Many eyes wondered after the travelers from the jungle.   Some were hungry for flesh, others simply noted shapes passing in the distance.  Yet one pair watched on with a frown.
            Eley stood a hundred feet in the air, feet perfectly balanced upon the mighty bough of a great jungle tree.  Warning calls brought her to the jungle’s edge but it was worry which kept the woman’s attention.  A band of color, with two drab additions. 
            She thought of the wolf, that last unwelcome visitor.  In the future more care must be taken that her trail might not be followed.  But the storm had been come, wiping away her tracks.  There was only a small chance that anyone might’ve happened across her presence.
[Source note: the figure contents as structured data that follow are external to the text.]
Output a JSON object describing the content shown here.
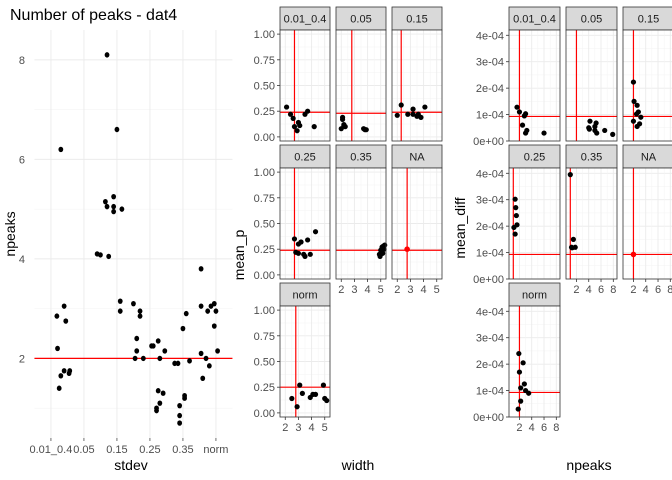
{
  "chart_data": [
    {
      "id": "p1",
      "type": "scatter",
      "title": "Number of peaks - dat4",
      "xlabel": "stdev",
      "ylabel": "npeaks",
      "categories": [
        "0.01_0.4",
        "0.05",
        "0.15",
        "0.25",
        "0.35",
        "norm"
      ],
      "tick_labels": [
        "0.01_0.4",
        "0.05",
        "0.15",
        "0.25",
        "0.35",
        "norm"
      ],
      "ylim": [
        0.4,
        8.6
      ],
      "yticks": [
        2,
        4,
        6,
        8
      ],
      "hline": 2,
      "colors": {
        "points": "#000000",
        "hline": "#ff0000",
        "panel_bg": "#ffffff",
        "grid": "#ebebeb"
      },
      "points": [
        [
          0.18,
          2.85
        ],
        [
          0.2,
          2.2
        ],
        [
          0.3,
          6.2
        ],
        [
          0.3,
          1.65
        ],
        [
          0.25,
          1.4
        ],
        [
          0.4,
          1.75
        ],
        [
          0.4,
          3.05
        ],
        [
          0.45,
          2.75
        ],
        [
          0.55,
          1.7
        ],
        [
          0.57,
          1.75
        ],
        [
          1.4,
          4.1
        ],
        [
          1.5,
          4.08
        ],
        [
          1.65,
          5.15
        ],
        [
          1.7,
          5.05
        ],
        [
          1.75,
          4.05
        ],
        [
          1.7,
          8.1
        ],
        [
          1.9,
          5.25
        ],
        [
          1.9,
          5.05
        ],
        [
          2.0,
          6.6
        ],
        [
          1.9,
          4.95
        ],
        [
          2.15,
          5.0
        ],
        [
          2.1,
          3.15
        ],
        [
          2.1,
          2.95
        ],
        [
          2.5,
          3.1
        ],
        [
          2.55,
          2.0
        ],
        [
          2.6,
          2.4
        ],
        [
          2.6,
          2.15
        ],
        [
          2.7,
          2.95
        ],
        [
          2.8,
          2.0
        ],
        [
          2.7,
          2.85
        ],
        [
          3.05,
          2.25
        ],
        [
          3.1,
          2.25
        ],
        [
          3.2,
          1.0
        ],
        [
          3.25,
          1.35
        ],
        [
          3.25,
          2.35
        ],
        [
          3.3,
          1.1
        ],
        [
          3.3,
          2.0
        ],
        [
          3.4,
          1.3
        ],
        [
          3.45,
          2.15
        ],
        [
          3.2,
          0.95
        ],
        [
          3.75,
          1.9
        ],
        [
          3.85,
          1.9
        ],
        [
          3.9,
          0.85
        ],
        [
          3.9,
          0.7
        ],
        [
          3.9,
          1.05
        ],
        [
          4.0,
          2.6
        ],
        [
          4.05,
          1.2
        ],
        [
          4.05,
          1.25
        ],
        [
          4.1,
          2.9
        ],
        [
          4.2,
          1.95
        ],
        [
          4.55,
          3.8
        ],
        [
          4.55,
          3.05
        ],
        [
          4.6,
          1.6
        ],
        [
          4.7,
          2.0
        ],
        [
          4.75,
          2.95
        ],
        [
          4.85,
          3.05
        ],
        [
          4.95,
          2.65
        ],
        [
          5.0,
          2.95
        ],
        [
          5.05,
          2.15
        ],
        [
          4.95,
          3.1
        ],
        [
          4.55,
          2.1
        ],
        [
          4.8,
          1.85
        ]
      ]
    },
    {
      "id": "p2",
      "type": "scatter",
      "xlabel": "width",
      "ylabel": "mean_p",
      "xlim": [
        1.6,
        5.4
      ],
      "xticks": [
        2,
        3,
        4,
        5
      ],
      "ylim": [
        -0.04,
        1.04
      ],
      "yticks": [
        0,
        0.25,
        0.5,
        0.75,
        1.0
      ],
      "ytick_labels": [
        "0.00",
        "0.25",
        "0.50",
        "0.75",
        "1.00"
      ],
      "colors": {
        "points": "#000000",
        "ref_lines": "#ff0000",
        "strip_bg": "#d9d9d9"
      },
      "panels": [
        {
          "strip": "0.01_0.4",
          "vline": 2.7,
          "hline": 0.24,
          "points": [
            [
              2.1,
              0.29
            ],
            [
              2.4,
              0.22
            ],
            [
              2.6,
              0.18
            ],
            [
              2.7,
              0.1
            ],
            [
              3.0,
              0.14
            ],
            [
              3.1,
              0.11
            ],
            [
              2.9,
              0.06
            ],
            [
              3.5,
              0.22
            ],
            [
              3.7,
              0.25
            ],
            [
              4.2,
              0.1
            ]
          ]
        },
        {
          "strip": "0.05",
          "vline": 2.8,
          "hline": 0.23,
          "points": [
            [
              2.1,
              0.19
            ],
            [
              2.3,
              0.1
            ],
            [
              2.1,
              0.17
            ],
            [
              2.2,
              0.12
            ],
            [
              2.0,
              0.08
            ],
            [
              3.7,
              0.08
            ],
            [
              3.8,
              0.07
            ],
            [
              3.9,
              0.07
            ],
            [
              2.2,
              0.11
            ]
          ]
        },
        {
          "strip": "0.15",
          "vline": 2.3,
          "hline": 0.24,
          "points": [
            [
              2.0,
              0.21
            ],
            [
              2.3,
              0.31
            ],
            [
              2.8,
              0.22
            ],
            [
              3.2,
              0.27
            ],
            [
              3.2,
              0.22
            ],
            [
              3.8,
              0.19
            ],
            [
              3.6,
              0.22
            ],
            [
              4.1,
              0.29
            ],
            [
              3.5,
              0.2
            ]
          ]
        },
        {
          "strip": "0.25",
          "vline": 2.7,
          "hline": 0.24,
          "points": [
            [
              2.7,
              0.35
            ],
            [
              2.8,
              0.22
            ],
            [
              3.0,
              0.21
            ],
            [
              3.2,
              0.32
            ],
            [
              3.4,
              0.2
            ],
            [
              3.5,
              0.18
            ],
            [
              3.7,
              0.34
            ],
            [
              3.9,
              0.2
            ],
            [
              4.3,
              0.42
            ],
            [
              3.0,
              0.3
            ]
          ]
        },
        {
          "strip": "0.35",
          "vline": null,
          "hline": 0.24,
          "points": [
            [
              4.9,
              0.2
            ],
            [
              5.0,
              0.24
            ],
            [
              5.05,
              0.23
            ],
            [
              5.1,
              0.27
            ],
            [
              5.2,
              0.28
            ],
            [
              5.3,
              0.29
            ],
            [
              4.95,
              0.18
            ],
            [
              5.0,
              0.2
            ],
            [
              5.15,
              0.21
            ],
            [
              5.25,
              0.25
            ]
          ]
        },
        {
          "strip": "NA",
          "vline": 2.75,
          "hline": 0.24,
          "points": [],
          "red_points": [
            [
              2.75,
              0.25
            ]
          ]
        },
        {
          "strip": "norm",
          "vline": 2.8,
          "hline": 0.25,
          "points": [
            [
              2.5,
              0.14
            ],
            [
              2.9,
              0.06
            ],
            [
              3.1,
              0.27
            ],
            [
              3.3,
              0.19
            ],
            [
              3.9,
              0.15
            ],
            [
              4.1,
              0.18
            ],
            [
              4.3,
              0.18
            ],
            [
              4.9,
              0.27
            ],
            [
              5.0,
              0.14
            ],
            [
              5.15,
              0.12
            ]
          ]
        }
      ]
    },
    {
      "id": "p3",
      "type": "scatter",
      "xlabel": "npeaks",
      "ylabel": "mean_diff",
      "xlim": [
        0.3,
        8.6
      ],
      "xticks": [
        2,
        4,
        6,
        8
      ],
      "ylim": [
        0,
        0.00042
      ],
      "yticks": [
        0,
        0.0001,
        0.0002,
        0.0003,
        0.0004
      ],
      "ytick_labels": [
        "0e+00",
        "1e-04",
        "2e-04",
        "3e-04",
        "4e-04"
      ],
      "colors": {
        "points": "#000000",
        "ref_lines": "#ff0000",
        "strip_bg": "#d9d9d9"
      },
      "panels": [
        {
          "strip": "0.01_0.4",
          "vline": 2,
          "hline": 9.3e-05,
          "points": [
            [
              1.6,
              0.000128
            ],
            [
              2.0,
              0.00011
            ],
            [
              2.5,
              6e-05
            ],
            [
              2.8,
              9.5e-05
            ],
            [
              3.0,
              0.000103
            ],
            [
              3.2,
              4e-05
            ],
            [
              3.0,
              3e-05
            ],
            [
              6.0,
              3e-05
            ]
          ]
        },
        {
          "strip": "0.05",
          "vline": 2,
          "hline": 9.3e-05,
          "points": [
            [
              4.0,
              5e-05
            ],
            [
              4.2,
              7.5e-05
            ],
            [
              5.0,
              5.5e-05
            ],
            [
              5.0,
              4e-05
            ],
            [
              5.2,
              6.8e-05
            ],
            [
              5.3,
              3e-05
            ],
            [
              6.6,
              4e-05
            ],
            [
              7.9,
              2.5e-05
            ],
            [
              4.1,
              4.5e-05
            ]
          ]
        },
        {
          "strip": "0.15",
          "vline": 2,
          "hline": 9.3e-05,
          "points": [
            [
              2.0,
              0.000223
            ],
            [
              2.1,
              0.00015
            ],
            [
              2.6,
              0.000135
            ],
            [
              2.8,
              0.00011
            ],
            [
              3.0,
              6.5e-05
            ],
            [
              2.5,
              0.000102
            ],
            [
              3.2,
              9e-05
            ],
            [
              2.6,
              5.5e-05
            ],
            [
              2.0,
              7.5e-05
            ]
          ]
        },
        {
          "strip": "0.25",
          "vline": 1,
          "hline": 9.3e-05,
          "points": [
            [
              1.1,
              0.000195
            ],
            [
              1.3,
              0.000302
            ],
            [
              1.4,
              0.00027
            ],
            [
              1.5,
              0.00024
            ],
            [
              1.6,
              0.000205
            ],
            [
              1.3,
              0.00017
            ]
          ]
        },
        {
          "strip": "0.35",
          "vline": 1,
          "hline": 9.3e-05,
          "points": [
            [
              1.0,
              0.000395
            ],
            [
              1.2,
              0.00012
            ],
            [
              1.5,
              0.00015
            ],
            [
              1.8,
              0.00012
            ],
            [
              1.3,
              0.000118
            ]
          ]
        },
        {
          "strip": "NA",
          "vline": 2,
          "hline": 9.3e-05,
          "points": [],
          "red_points": [
            [
              2.0,
              9.3e-05
            ]
          ]
        },
        {
          "strip": "norm",
          "vline": 2,
          "hline": 9.3e-05,
          "points": [
            [
              1.9,
              0.00024
            ],
            [
              2.0,
              0.00017
            ],
            [
              2.2,
              0.00011
            ],
            [
              2.6,
              0.000205
            ],
            [
              2.8,
              0.000125
            ],
            [
              3.0,
              0.0001
            ],
            [
              3.5,
              9e-05
            ],
            [
              2.2,
              6e-05
            ],
            [
              1.8,
              3e-05
            ]
          ]
        }
      ]
    }
  ]
}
            Blank snow, that was the past, a vanished trail, an evaporated life.  There was no town or community, only the work and the splendor.  Hers was a magic that couldn’t be broken.  Unlike the magi of legends she demanded nothing from her Art, instead sacrificing everything so that each spell might live and thrive.  Others were less willing.
            Seyo’an the monkey trilled at Eley’s sudden motion.  In a flash she rode a creeper down to the jungle floor.  There she moved quickly lest she reconsider her actions.  Out on the white she flew south under night’s shadow, greeting the moons, watching the hills as a thousand fabulous beasts watched her in return, as the architect of the space beyond white.